Mehr als 30 Jahre lang ist Corbyn ein Hinterbänkler bei Labour im britischen Parlament. Seit 1983 sitzt er für den Londoner Wahlkreis Islington North im Unterhaus. Corbyn macht sich als Parteirebell einen Namen, der nicht selten gegen die Anträge der eigenen Fraktion stimmt. Er ist beispielsweise einer der Gegner des Irak-Krieges von 2003.

Corbyn wird nach Ed Milibands Rücktritt Parteichef

Als Labour unter der Führung von Ed Miliband 2015 krachend gegen die Konservativen verliert tritt Corbyn für den Posten des Parteichefs an. Obwohl ihm nur Außenseiterchancen eingeräumt werden, gewinnt er mit deutlicher Mehrheit.
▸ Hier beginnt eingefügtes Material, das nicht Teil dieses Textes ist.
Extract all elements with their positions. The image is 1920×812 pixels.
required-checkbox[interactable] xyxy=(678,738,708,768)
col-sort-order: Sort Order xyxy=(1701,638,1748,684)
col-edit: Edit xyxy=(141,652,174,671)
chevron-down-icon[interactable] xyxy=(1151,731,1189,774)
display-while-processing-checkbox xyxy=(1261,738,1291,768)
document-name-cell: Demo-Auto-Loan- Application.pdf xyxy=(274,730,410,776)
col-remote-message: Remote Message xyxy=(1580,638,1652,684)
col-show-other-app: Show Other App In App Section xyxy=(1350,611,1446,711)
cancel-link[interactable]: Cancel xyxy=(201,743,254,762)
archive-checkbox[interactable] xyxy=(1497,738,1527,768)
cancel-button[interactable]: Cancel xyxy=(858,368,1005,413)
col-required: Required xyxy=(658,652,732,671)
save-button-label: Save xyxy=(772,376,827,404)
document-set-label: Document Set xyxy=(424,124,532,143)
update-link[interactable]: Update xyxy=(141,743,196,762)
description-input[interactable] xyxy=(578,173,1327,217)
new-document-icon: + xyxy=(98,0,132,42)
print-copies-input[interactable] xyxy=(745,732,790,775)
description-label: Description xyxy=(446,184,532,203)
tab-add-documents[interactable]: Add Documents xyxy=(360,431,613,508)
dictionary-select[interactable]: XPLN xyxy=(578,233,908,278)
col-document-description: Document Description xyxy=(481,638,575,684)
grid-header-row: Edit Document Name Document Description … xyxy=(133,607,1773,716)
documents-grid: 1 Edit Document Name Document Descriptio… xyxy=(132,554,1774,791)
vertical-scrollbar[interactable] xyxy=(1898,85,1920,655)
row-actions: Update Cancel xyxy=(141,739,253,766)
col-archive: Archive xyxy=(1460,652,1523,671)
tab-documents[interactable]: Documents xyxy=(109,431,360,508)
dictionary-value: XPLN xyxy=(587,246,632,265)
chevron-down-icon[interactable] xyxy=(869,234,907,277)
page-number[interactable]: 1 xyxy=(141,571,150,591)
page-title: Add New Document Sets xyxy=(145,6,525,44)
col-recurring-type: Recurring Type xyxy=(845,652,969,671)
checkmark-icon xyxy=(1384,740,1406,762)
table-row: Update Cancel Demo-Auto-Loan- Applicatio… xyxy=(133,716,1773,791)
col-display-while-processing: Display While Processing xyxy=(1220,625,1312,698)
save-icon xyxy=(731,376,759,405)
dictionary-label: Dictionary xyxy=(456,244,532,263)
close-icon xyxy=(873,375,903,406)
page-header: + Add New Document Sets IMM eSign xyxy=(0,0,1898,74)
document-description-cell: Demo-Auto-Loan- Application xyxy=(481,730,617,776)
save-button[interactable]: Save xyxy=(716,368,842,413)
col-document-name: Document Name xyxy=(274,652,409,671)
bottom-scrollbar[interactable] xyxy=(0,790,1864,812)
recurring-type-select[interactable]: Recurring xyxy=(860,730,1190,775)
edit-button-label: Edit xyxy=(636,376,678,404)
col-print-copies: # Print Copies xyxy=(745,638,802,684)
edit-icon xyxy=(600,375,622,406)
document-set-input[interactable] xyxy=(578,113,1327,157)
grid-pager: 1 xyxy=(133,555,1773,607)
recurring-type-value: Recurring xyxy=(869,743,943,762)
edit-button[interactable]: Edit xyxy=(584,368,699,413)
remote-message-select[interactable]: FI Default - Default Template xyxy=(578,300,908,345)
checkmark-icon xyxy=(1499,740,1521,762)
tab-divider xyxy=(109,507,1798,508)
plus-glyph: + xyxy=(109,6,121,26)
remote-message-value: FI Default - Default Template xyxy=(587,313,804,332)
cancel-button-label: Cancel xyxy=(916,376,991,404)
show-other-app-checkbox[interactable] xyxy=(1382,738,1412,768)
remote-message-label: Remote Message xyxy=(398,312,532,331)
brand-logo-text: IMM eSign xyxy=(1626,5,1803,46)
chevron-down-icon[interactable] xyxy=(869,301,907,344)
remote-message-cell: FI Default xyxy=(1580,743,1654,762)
Noch klarer ist sein Sieg ein Jahr später – als er in einer von der Fraktion erzwungenen Urwahl erneut triumphiert. Zunächst hatte ihm nach dem Brexit-Votum der Briten die rebellierende Labour-Fraktion das Vertrauen entzogen. 172 von rund 230 Labour-Abgeordneten sprachen Corbyn damals das Misstrauen aus. Mehr als die Hälfte seines Schattenkabinetts lief ihm davon. Sie warfen ihm vor, sich nicht ausreichend für den Verbleib Großbritanniens in der Europäischen Union eingesetzt zu haben. Doch die Basis hält ihm schließlich die Treue und befördert ihn per Urwahl wieder an die Spitze. (dpa)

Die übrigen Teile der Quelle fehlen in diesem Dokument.